Covid-19 impact: Steel firms to focus on exports till demand improves

Jindal Steel and Power Managing Director V R Sharma said the company had exported 80 per cent of goods this month.
Steel companies are likely to focus on exports until domestic demand picks up.

Jayant Acharya, director (commercial, marketing, corporate strategy) of JSW Steel, said, “We expect domestic demand to restart gradually with segments like packaging, steel products for domestic gas distribution, infrastructure, special steel for automotive etc.” For the next one to two months, the focus will be on a balance between domestic and exports, he said.

Lockdown measures to contain the spread of Covid-19 pandemic had immensely affected steel customers like auto and construction segments that closed down. Being an intermediate product, dependent on derived demand, steel companies resorted to rationalising production. However, some like JSW Steel are evaluating restarting production in a phased manner.

Acharya said, “In exports, we cover multiple countries and more than 80-85 per cent of our exports are to our existing customers where we are able to leverage our brand equity.”

Jindal Steel and Power Managing Director V R Sharma said the company had exported 80 per cent of goods this month.

“Next month, we plan to bring it down to 50 per cent and eventually to 30 per cent,” he said. However, reducing export volumes would be contingent on domestic demand.

Industry sources said deals of 200,000 tonnes of hot rolled coil (HRC) were reported from India to Vietnam and China in the last few days at $390-$405 per tonne. Given the current demand scenario, most steel companies were not looking at an immediate ramp-up.

According to a spokesperson for ArcelorMittal Nippon Steel India, the current low demand for steel and supply chain disruption situation do not permit us for the full ramp-up. “The ramp-up will be done gradually as demand improves,” he added. Companies are looking to cater to the market from the current level of inventories. Steel Authority of India sources said that it had an inventory of 1.7 million tonnes and was monitoring offtake from customers before ramping up from current level of production.

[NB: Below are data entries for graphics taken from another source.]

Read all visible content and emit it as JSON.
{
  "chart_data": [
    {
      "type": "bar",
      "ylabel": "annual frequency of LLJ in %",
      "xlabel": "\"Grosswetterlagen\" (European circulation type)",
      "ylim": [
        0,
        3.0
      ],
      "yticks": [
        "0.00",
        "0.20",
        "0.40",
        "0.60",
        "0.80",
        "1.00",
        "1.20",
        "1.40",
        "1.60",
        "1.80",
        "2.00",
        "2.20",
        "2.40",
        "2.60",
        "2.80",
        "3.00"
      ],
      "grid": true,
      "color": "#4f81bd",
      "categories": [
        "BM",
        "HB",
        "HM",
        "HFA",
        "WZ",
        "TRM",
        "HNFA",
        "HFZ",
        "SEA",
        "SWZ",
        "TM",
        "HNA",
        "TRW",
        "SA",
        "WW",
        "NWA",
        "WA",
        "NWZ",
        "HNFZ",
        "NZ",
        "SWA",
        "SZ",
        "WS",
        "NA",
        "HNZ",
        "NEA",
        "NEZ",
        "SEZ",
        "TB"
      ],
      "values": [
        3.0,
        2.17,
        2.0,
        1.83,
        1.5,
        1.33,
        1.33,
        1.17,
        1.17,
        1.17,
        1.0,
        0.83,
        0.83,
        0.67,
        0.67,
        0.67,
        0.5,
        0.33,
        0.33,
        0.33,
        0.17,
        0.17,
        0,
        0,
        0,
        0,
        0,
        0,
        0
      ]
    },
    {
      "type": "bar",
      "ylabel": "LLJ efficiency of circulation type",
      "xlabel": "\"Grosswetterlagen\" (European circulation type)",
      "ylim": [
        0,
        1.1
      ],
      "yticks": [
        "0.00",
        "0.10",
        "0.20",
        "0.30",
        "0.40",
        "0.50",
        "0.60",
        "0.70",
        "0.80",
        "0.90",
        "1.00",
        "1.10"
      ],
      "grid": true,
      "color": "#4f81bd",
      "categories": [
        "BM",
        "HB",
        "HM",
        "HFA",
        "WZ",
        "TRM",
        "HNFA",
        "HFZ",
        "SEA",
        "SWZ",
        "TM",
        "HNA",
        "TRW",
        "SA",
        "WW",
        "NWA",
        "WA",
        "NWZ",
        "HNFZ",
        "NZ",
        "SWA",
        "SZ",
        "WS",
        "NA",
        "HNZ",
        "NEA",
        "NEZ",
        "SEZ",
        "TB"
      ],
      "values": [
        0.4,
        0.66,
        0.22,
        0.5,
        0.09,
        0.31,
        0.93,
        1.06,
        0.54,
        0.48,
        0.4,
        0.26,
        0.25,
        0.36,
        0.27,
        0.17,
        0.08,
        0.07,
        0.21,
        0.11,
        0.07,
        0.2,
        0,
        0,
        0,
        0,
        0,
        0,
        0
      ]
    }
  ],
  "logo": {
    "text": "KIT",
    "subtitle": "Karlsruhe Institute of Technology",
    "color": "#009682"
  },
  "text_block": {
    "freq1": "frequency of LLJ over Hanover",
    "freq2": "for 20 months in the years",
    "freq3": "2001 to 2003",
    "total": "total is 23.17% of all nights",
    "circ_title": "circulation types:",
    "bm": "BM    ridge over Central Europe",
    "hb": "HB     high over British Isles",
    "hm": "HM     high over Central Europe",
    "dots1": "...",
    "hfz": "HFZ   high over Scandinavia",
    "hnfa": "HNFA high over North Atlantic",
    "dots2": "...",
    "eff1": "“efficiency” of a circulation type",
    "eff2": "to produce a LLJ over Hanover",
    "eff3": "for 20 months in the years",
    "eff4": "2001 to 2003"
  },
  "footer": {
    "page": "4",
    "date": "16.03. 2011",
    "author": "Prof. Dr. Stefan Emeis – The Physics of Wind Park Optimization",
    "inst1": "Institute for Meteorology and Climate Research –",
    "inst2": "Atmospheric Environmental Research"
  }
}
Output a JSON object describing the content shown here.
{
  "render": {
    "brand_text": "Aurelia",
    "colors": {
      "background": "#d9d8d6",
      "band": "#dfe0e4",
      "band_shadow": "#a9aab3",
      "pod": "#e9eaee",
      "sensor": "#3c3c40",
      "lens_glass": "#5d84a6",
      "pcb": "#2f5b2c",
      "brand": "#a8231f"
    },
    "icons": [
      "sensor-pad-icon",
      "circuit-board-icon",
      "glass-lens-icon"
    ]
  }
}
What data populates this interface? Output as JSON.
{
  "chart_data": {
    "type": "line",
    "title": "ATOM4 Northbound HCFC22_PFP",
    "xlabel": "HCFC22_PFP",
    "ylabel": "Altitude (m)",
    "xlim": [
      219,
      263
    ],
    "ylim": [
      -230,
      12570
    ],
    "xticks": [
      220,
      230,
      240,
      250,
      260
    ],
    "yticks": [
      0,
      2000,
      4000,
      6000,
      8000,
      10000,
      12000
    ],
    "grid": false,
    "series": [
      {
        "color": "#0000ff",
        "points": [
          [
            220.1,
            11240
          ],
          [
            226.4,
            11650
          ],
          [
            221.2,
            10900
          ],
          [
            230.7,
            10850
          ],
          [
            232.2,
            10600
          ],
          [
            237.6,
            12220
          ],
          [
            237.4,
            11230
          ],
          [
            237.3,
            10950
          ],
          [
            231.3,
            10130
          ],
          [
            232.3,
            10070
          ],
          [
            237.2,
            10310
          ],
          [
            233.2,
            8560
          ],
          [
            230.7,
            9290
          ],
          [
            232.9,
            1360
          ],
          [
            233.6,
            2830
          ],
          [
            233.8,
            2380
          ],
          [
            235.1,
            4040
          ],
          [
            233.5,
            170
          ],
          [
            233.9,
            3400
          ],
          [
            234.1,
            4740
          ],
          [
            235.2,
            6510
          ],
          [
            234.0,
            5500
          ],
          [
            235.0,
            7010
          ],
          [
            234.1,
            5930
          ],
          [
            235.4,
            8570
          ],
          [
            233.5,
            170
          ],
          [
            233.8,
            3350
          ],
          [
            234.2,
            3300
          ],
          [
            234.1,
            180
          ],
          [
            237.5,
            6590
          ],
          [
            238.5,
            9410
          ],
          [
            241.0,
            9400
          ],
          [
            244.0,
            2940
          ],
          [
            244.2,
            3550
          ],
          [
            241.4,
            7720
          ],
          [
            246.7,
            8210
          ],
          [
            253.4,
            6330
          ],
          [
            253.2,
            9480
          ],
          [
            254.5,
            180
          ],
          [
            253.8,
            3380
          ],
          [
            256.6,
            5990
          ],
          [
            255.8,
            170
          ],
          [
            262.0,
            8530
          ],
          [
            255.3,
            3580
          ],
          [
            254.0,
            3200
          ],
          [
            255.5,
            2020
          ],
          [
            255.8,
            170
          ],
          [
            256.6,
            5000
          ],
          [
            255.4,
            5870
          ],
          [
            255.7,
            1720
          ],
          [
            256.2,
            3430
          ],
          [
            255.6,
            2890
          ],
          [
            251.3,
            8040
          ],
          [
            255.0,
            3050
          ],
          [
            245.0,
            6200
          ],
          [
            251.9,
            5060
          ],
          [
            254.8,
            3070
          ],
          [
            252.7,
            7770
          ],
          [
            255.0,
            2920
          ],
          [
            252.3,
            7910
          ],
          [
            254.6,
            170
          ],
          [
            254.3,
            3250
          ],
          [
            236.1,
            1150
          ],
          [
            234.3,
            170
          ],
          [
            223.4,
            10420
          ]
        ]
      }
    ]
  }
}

The other steel PSU, Rashtriya Ispat Nigam, has an inventory of five lakh tonnes and is looking to ramp up once it starts liquidating. Currently, it is operating at 30-40 per cent production level.
The Ministry of Home Affairs guidelines for resumption of industrial activities are effective Monday, but according to the Indian Steel Association, any kind of demand recovery will take at least another month. The association believed that overcoming challenges in the form of getting migrant labourers back into manufacturing/construction zones, resetting disrupted supply chains and overcoming liquidity constraints particularly towards working capital needs, cannot be accomplished overnight. However, Sharma said demand to explode once lockdown was lifted.

Exports had become the focus, as there was virtually no domestic demand. The Indian Steel Association, which represents major public and private sector units, said on Sunday that it expected demand to contract 7.7 per cent in 2020 because of measures taken to contain the pandemic. In February, it had projected 5.1 per cent growth in demand.